No entanto, uma lei com estas características, aliás, com uma incidência de taxa muito superior àquela que o Bloco de Esquerda propõe, visto que propomos um taxa de 1,2% no nível mais alto e em Espanha se pratica uma taxa 2,5%, existe em quase todos os países mais desenvolvidos do que o nosso.
E para informação do Sr. Ministro das Finanças, vou ler-lhe alguns dos parágrafos do preâmbulo da lei espanhola, o qual explica porque é que, em Espanha, um Governo socialista teve de impor esta lei e por que razão é que, hoje, um Governo conservador a mantém.

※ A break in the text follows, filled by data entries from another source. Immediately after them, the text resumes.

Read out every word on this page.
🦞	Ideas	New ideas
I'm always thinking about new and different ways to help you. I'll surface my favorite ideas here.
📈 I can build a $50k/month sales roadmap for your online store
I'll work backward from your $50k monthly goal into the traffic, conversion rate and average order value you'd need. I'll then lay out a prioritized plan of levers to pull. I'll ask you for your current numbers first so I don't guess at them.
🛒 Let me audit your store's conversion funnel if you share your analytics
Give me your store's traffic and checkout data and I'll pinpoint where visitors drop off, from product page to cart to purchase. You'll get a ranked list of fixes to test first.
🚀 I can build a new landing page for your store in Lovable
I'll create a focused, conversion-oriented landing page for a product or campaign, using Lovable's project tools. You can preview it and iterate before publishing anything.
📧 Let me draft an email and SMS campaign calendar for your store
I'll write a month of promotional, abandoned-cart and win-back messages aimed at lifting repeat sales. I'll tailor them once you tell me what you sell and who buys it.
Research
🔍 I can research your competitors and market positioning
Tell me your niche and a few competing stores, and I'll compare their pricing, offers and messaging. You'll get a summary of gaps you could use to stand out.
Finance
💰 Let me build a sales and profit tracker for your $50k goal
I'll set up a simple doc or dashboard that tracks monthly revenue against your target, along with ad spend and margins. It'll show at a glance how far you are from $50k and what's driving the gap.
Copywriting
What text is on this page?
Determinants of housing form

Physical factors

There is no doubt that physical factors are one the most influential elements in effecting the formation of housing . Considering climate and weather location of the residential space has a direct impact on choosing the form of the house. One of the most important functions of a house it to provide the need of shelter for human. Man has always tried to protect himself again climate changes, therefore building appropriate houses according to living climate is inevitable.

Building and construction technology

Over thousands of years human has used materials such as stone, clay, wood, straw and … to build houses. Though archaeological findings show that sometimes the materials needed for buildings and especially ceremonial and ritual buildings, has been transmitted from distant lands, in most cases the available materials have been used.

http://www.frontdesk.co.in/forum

Diz o Decreto de 7 de Junho de 1991: «Aplicando um novo imposto sobre o património, pomos fim ao carácter excepcional e transitório que havia no regime actualmente vigente, dando cumprimento ao que devem ser os objectivos fundamentais da equidade, agravando a capacidade de pagamento adicional que a posse de património supõe e agravando a utilização produtiva de recursos da forma fiscalmente mais transparente, impondo uma melhor distribuição do rendimento e da riqueza.
Até agora o imposto sobre o património cumpriu, principalmente, uma função de caracter censitário e de controlo sobre o pagamento do I.R.P.F.» - que é o imposto sobre a renda das pessoas físicas, em Espanha.
O preâmbulo da lei espanhola diz ainda: «O novo imposto, sem esquecer estes objectivos tradicionais, assume outros fundamentais como a consequência de uma maior eficácia na utilização dos patrimónios, para a obtenção de uma maior justiça redistributiva, que é fundamental.».
Não se trata de uma medida de terceira via; trata-se de uma proposta que socialistas espanhóis fizeram aprovar, que conservadores mantiveram e que só pode ser rejeitada por quem não tenha qualquer via do ponto de vista da modernização e da transparência do sistema fiscal. E nisto, como se vê, tudo nos separa da proposta do Governo.
Separa-nos ainda uma outra matéria, que é a da tributação sobre os movimentos de capitais no off-shore da Madeira.
O Governo alegou aqui, na interpelação de há 15 dias atrás, que alguns misteriosos compromissos internacionais impediam que adoptássemos, em Portugal, em relação a off-shores, o mesmo tipo de regime que outros países, na OCDE e na União Europeia, já praticam com muito bons resultados fiscais.
Não sabemos quais são esses compromissos; suspeitamos até que eles não existem, porque em nenhum tratado se impõe à legislação portuguesa qualquer condicionamento sobre como deve determinar a regulação de um off-shore no território nacional.